Il a été rendu compte des plaidoiries dans le délibéré de la cour, composée de :
Président : Madame Séverine LEGER, Conseillère
Conseiller : Madame Claire BERAUD, Conseillère
Conseiller : Madame Anne-Charlotte LEGROIS, Vice-présidente placée affectée à la cour d'appel de Saint-Denis par ordonnance de Monsieur le Premier Président
Qui en ont délibéré
Arrêt : prononcé publiquement par sa mise à disposition des parties le 26 mars 2025.
* * *
LA COUR
EXPOSE DES FAITS ET DE LA PROCEDURE
La société Neovarim Océan Indien, agence immobilière, a signé le 6 février 2018 avec la société JC Decaux Réunion Island un contrat intitulé « conditions particulières de vente-longue conservation » portant sur un affichage publicitaire sur trois sites, dans le cadre de la vente de biens immobiliers.
Par requête en injonction de payer réceptionnée par le tribunal de commerce le 21 juillet 2022, la société JC Decaux Réunion Island a sollicité la condamnation de la société Neovarim Océan Indien au paiement de la somme de 12 263,86 euros au titre d'une facture impayée outre les sommes de 207,97 euros au titre de la sommation de payer, ainsi que de 63,27 euros au titre des frais de requête.
Par ordonnance rendue le 2 août 2022, le président du tribunal de commerce a enjoint à la société Neovarim Océan Indien de payer la somme de 12 263,86 euros en principal ainsi que des sommes de 207,97 euros au titre de la sommation de payer, et de 63,27 euros au titre des frais de requête. En outre, cette dernière a été condamnée aux entiers dépens, comprenant les frais de greffe liquidés à la somme de 30,26 euros.
L'ordonnance d'injonction de payer a été signifiée à la société Neovarim Océan Indien le 8 septembre 2022. Par lettre réceptionnée le 20 septembre 2022, celle-ci, indiquant être devenue la société Runimmo Océan indien, a formé opposition à l'encontre de ladite ordonnance.

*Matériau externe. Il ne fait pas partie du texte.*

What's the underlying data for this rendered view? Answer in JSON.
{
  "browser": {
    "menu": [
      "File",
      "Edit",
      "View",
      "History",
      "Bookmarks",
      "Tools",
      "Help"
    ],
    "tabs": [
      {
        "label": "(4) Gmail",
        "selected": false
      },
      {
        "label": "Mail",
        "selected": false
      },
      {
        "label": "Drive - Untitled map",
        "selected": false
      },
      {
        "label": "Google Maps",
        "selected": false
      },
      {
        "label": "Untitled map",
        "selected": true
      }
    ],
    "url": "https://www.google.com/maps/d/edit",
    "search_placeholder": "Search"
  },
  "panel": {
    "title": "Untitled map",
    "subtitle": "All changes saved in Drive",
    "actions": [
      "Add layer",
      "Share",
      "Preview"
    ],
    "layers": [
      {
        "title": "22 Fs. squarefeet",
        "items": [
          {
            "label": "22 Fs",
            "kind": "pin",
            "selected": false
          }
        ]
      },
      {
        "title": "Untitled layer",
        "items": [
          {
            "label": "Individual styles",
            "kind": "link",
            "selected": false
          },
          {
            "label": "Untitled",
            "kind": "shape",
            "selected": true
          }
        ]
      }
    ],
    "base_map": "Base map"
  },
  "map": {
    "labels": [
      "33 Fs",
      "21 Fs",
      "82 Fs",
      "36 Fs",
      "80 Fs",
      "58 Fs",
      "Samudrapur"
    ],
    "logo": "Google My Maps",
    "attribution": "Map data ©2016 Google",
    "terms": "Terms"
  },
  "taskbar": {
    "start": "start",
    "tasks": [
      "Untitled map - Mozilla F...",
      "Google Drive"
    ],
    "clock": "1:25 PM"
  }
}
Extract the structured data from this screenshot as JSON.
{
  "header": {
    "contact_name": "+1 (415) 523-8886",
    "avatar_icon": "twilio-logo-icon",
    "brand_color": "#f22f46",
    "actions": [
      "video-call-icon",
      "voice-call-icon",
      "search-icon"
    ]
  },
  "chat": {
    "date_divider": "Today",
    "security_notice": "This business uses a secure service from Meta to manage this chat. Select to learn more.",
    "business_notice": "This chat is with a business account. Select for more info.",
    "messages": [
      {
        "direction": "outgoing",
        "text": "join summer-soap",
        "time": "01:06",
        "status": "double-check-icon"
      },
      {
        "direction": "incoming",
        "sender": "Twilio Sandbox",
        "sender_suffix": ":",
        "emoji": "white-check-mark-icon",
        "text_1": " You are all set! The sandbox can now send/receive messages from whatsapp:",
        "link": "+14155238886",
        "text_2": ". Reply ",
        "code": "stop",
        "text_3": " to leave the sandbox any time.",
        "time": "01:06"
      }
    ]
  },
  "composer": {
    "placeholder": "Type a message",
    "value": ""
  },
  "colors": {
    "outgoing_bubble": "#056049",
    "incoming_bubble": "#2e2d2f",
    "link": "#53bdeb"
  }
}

Par jugement contradictoire du 6 septembre 2023, le tribunal mixte de commerce de Saint-Denis de la Réunion a :
- condamné la société Néovarim Océan indien à verser à la société JC Decaux Réunion Island la somme de 12 263,86 euros au titre du paiement de la facture FC001245 du 6 août 2020, avec intérêts au taux légal à compter du 28 avril 2022,
- rejeté le surplus des demandes,
- condamné la société Néovarim Océan indien à verser à la société JC Decaux Réunion Island la somme de 1 500 euros au titre de l'article 700 du code de procédure civile,
- condamné la société Néovarim Océan indien au paiement des entiers dépens en ce compris les frais de la sommation de payer du 28 avril 2022 ainsi que les frais de requête et de greffe,
- condamné la Société Néovarim Océan indien à verser aux entiers dépens lesdits dépens afférents aux frais de jugement liquidés à la somme de 93,86 euros TTC, en ceux non compris les frais de la sommation de payer du 28 avril 2022, les frais de requête et les frais de signification du présent jugement et de ses suites s'il y a lieu.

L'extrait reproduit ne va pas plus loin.